Across from the South by Southwest convention center, an old-fashioned church is upside down, perched precariously on its steeple. It’s a promotion for AMC’s show “Preacher.”
A few blocks away looms a full-sized Ferris wheel with flashing red and blue lights, casting a glow on the “F-Society” arcade in its shadow — it’s promoting USA’s sleeper hit “Mr. Robot.” A line for silk-screened T-shirts with messages from the show — “Social Media Owns Your Relationship” — snakes around the corner. Dozens of pedi-cabs and buses are emblazoned with ads for Pied Piper, the fictional company at the center of HBO’s “Silicon Valley.”
That show’s star, Thomas Middelditch, who plays the CEO of Pied Piper, said TV networks are targeting the South by Southwest crowd in Austin, Texas, with these elaborate experiences because the tech world is increasingly mainstream.
“Even if you’re not in tech you know about tech. You may not be inventing an app but you heard that the guy from Snapchat turned down $6 billion from Google or whatever it was … and I think as a result it becomes part of the zeitgeist,” he said.
At SXSW, the line between TV show entertainment and conference reality is blurred. Branded content seems to be everywhere, and if the lines for the attractions are any indication, the self-professed geeks attending the festival are eating it up. And that’s a big win for the media giants pouring millions into these “activations,” as these branded experiences are called.
They’re designed to bring consumers into the show itself, even if it’s just for as long as a ride in a bus wrapped in an ad for the fictional company “Pied Piper.” The hope is that the more tweets, snaps, and Instagrams these experiences prompt, the more viewers their shows will draw.
With South by Southwest’s film and music festival sandwiching an “Interactive” conference, Austin has a history of bringing together entertainment and technology, and that relationship is even more evident this year. Various virtual reality headsets are on display, and director J.J. Abrams’ content-sharing app KnowMe is making headlines as one of the most talked about apps at this year’s festival. On top of that, the streets around the convention center are packed with publicity stunts from traditional media companies. Millions of dollars are being poured in to promote TV shows, seemingly more than years past, though there’s no official metric.

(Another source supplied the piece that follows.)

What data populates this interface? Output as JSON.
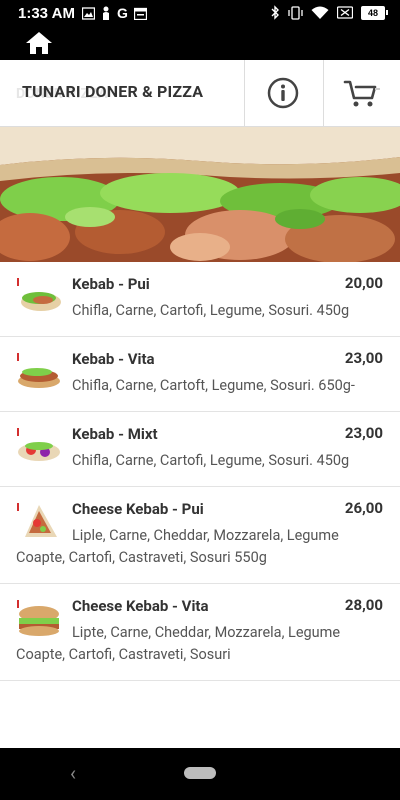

And for HBO, looking to build buzz for the upcoming season of “Game of Thrones” as well as “Silicon Valley,” it’s worth spending money on an attraction to get attendees talking. HBO hired a company that stages Broadway plays to transform a space a few blocks from the convention center into a “Game of Thrones”-style “Hall of Faces” — an exhibit HBO is calling “#SXSWesteros,” in reference to the name of the world depicted in the popular show.
“Given the tech and social influencers who attend SXSW, we wanted to bring to them a SXSWesteros experience that tapped into technology and was very interactive with the hopes of these influencers really spreading the word,” said Joanna Scholl, HBO’s vice president of consumer marketing.
The space is dark and eerie, very much like the show, and visitors can pose for selfies with props from the show, including a $30,000 throne. Visitors can use one of several iPads on hand to take a selfie, to post onto the creepy black-and-white walls of faces. At every point, visitors are encouraged to tweet and post on Facebook or Instagram.
Though many at SXSW may be cord-cutters or cord-nevers, especially now that HBO has direct-to-consumer app HBO Now, some of the TV companies see an opportunity.
“They have such a massive following, so you’re not only hitting that one influencer, you’re hitting every single person that follows that influencer, and that kind of continues to have a halo effect, so it helps to amplify our marketing message in a much bigger, broader way,” Scholl said.
There’s no question that the opinions of developer, entrepreneur and investor attendees at South by SouthWest are increasingly important thanks to social media. And shows like “Silicon Valley,” about a start-up, and “Mr. Robot,” about hackers, are bringing the stories that resonate with the folks at the event to the rest of America. So for those marketers, in town from Hollywood and looking to make a splash on Instagram and Twitter feeds nationwide, it pays to target the tech-savvy crowd.
For a few days in Austin, geeks rule.